Since the late 1990s, a Dutch protocol for cellular analysis of BAL is in force. This protocol not only pays attention to the technical requirements of the analysis but also recommends which components of the analysis should be reported to the clinician. Aside from the cellular composition specific aspects have to be named because they can point the clinician to a diagnosis (detailed in Table 1). From the beginning of the EQA program, we asked the participants to report the outcome of the analysis of the EQA sample in the same way as for their regular analysis of lavage cells. The participants received relevant clinical information about each case and were able to report their outcome as free text. As a result, the post-analytical phase is included in this EQA. Since in this program for flow cytometric analysis stabilized cells are sent out and all participants receive a cytospin with unmanipulated cells for microscopic evaluation as reference, the pre-analytical phase is not covered by this EQA.
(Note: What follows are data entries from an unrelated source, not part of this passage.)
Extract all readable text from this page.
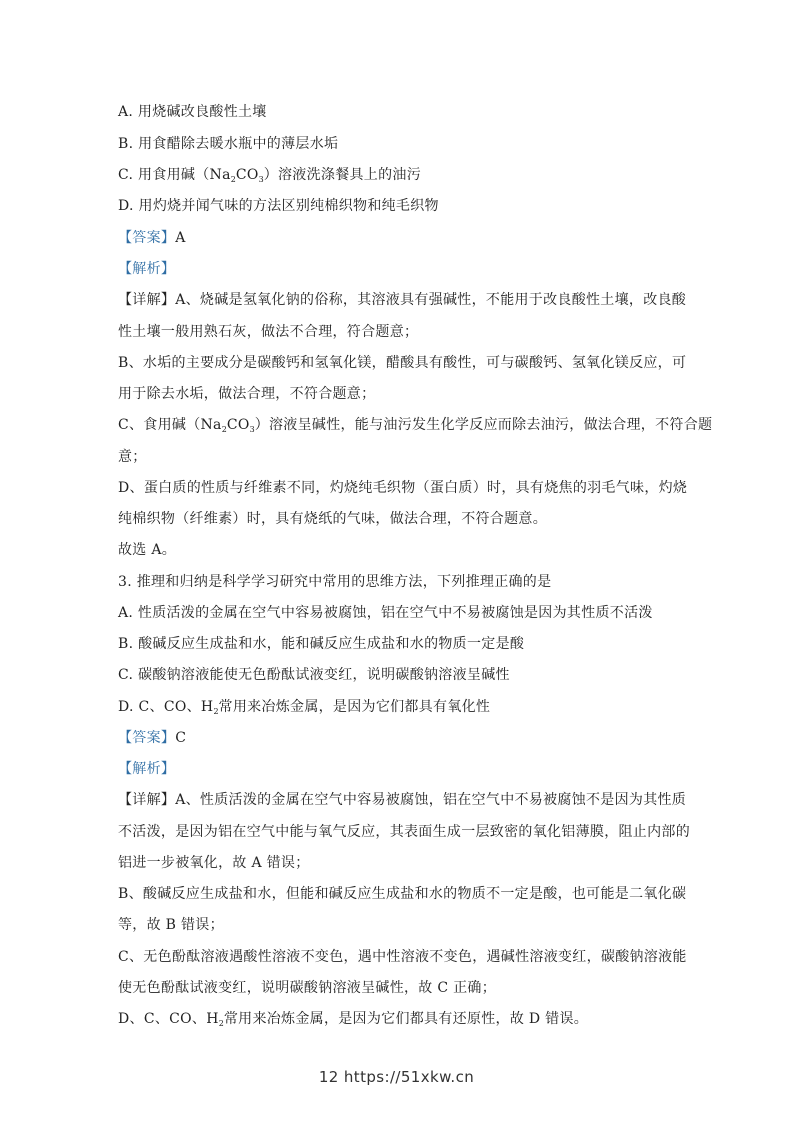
A. 用烧碱改良酸性土壤
B. 用食醋除去暖水瓶中的薄层水垢
C. 用食用碱$(Na_2CO_3)$溶液洗涤餐具上的油污
D. 用灼烧并闻气味的方法区别纯棉织物和纯毛织物
【答案】A
【解析】
【详解】A、烧碱是氢氧化钠的俗称，其溶液具有强碱性，不能用于改良酸性土壤，改良酸
性土壤一般用熟石灰，做法不合理，符合题意；
B、水垢的主要成分是碳酸钙和氢氧化镁，醋酸具有酸性，可与碳酸钙、氢氧化镁反应，可
用于除去水垢，做法合理，不符合题意；
C、食用碱$(Na_2CO_3)$溶液呈碱性，能与油污发生化学反应而除去油污，做法合理，不符合题
意；
D、蛋白质的性质与纤维素不同，灼烧纯毛织物（蛋白质）时，具有烧焦的羽毛气味，灼烧
纯棉织物（纤维素）时，具有烧纸的气味，做法合理，不符合题意。
故选 A。
3. 推理和归纳是科学学习研究中常用的思维方法，下列推理正确的是
A. 性质活泼的金属在空气中容易被腐蚀，铝在空气中不易被腐蚀是因为其性质不活泼
B. 酸碱反应生成盐和水，能和碱反应生成盐和水的物质一定是酸
C. 碳酸钠溶液能使无色酚酞试液变红，说明碳酸钠溶液呈碱性
D. C、CO、$H_2$常用来冶炼金属，是因为它们都具有氧化性
【答案】C
【解析】
【详解】A、性质活泼的金属在空气中容易被腐蚀，铝在空气中不易被腐蚀不是因为其性质
不活泼，是因为铝在空气中能与氧气反应，其表面生成一层致密的氧化铝薄膜，阻止内部的
铝进一步被氧化，故 A 错误；
B、酸碱反应生成盐和水，但能和碱反应生成盐和水的物质不一定是酸，也可能是二氧化碳
等，故 B 错误；
C、无色酚酞溶液遇酸性溶液不变色，遇中性溶液不变色，遇碱性溶液变红，碳酸钠溶液能
使无色酚酞试液变红，说明碳酸钠溶液呈碱性，故 C 正确；
D、C、CO、$H_2$常用来冶炼金属，是因为它们都具有还原性，故 D 错误。
12 https://51xkw.cn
Interpretation of the results of the analysis of both the microscopic and the flow cytometric determined components of the lavage must be done with consideration of both the clinical information and the results of radiology. A description which interstitial lung disease(s) is/are most compatible with the obtained results in the context of the clinical information and radiology results is appreciated by the clinicians. In each EQA round of the program clinical and radiological data are given and the participants are invited to formulate their interpretation. Evaluation of these comments showed that the clinical interpretation from samples from sarcoidosis, eosinophilic ILD or extrinsic alveolitis patients showed high concordance among the participants and high concordance with the final clinical diagnosis in contrast to interpretations of lavages from patients with connective tissue related ILD. This is not a surprising outcome since BAL cellular analysis has been from the beginning quite common in case of sarcoidosis and extrinsic alveolitis and characteristics of the expected cellular profiles have been published extensively. The role of interstitial lung disease in connective tissue disease has since the last past years gotten far more attention, but much less is known about specific characteristics (Meyer et al., 2012).
In summary, EQA of BAL fluid has been performed in the Netherlands since 2000. The outcome of the rounds was discussed in annual meetings. The growing number of participants from 12 to 42shows that this program meets a need. We show that EQA with BAL cells is feasible, and enables laboratories to compare their analytical and post-analytical performance, as is required for ISO15189 accreditation.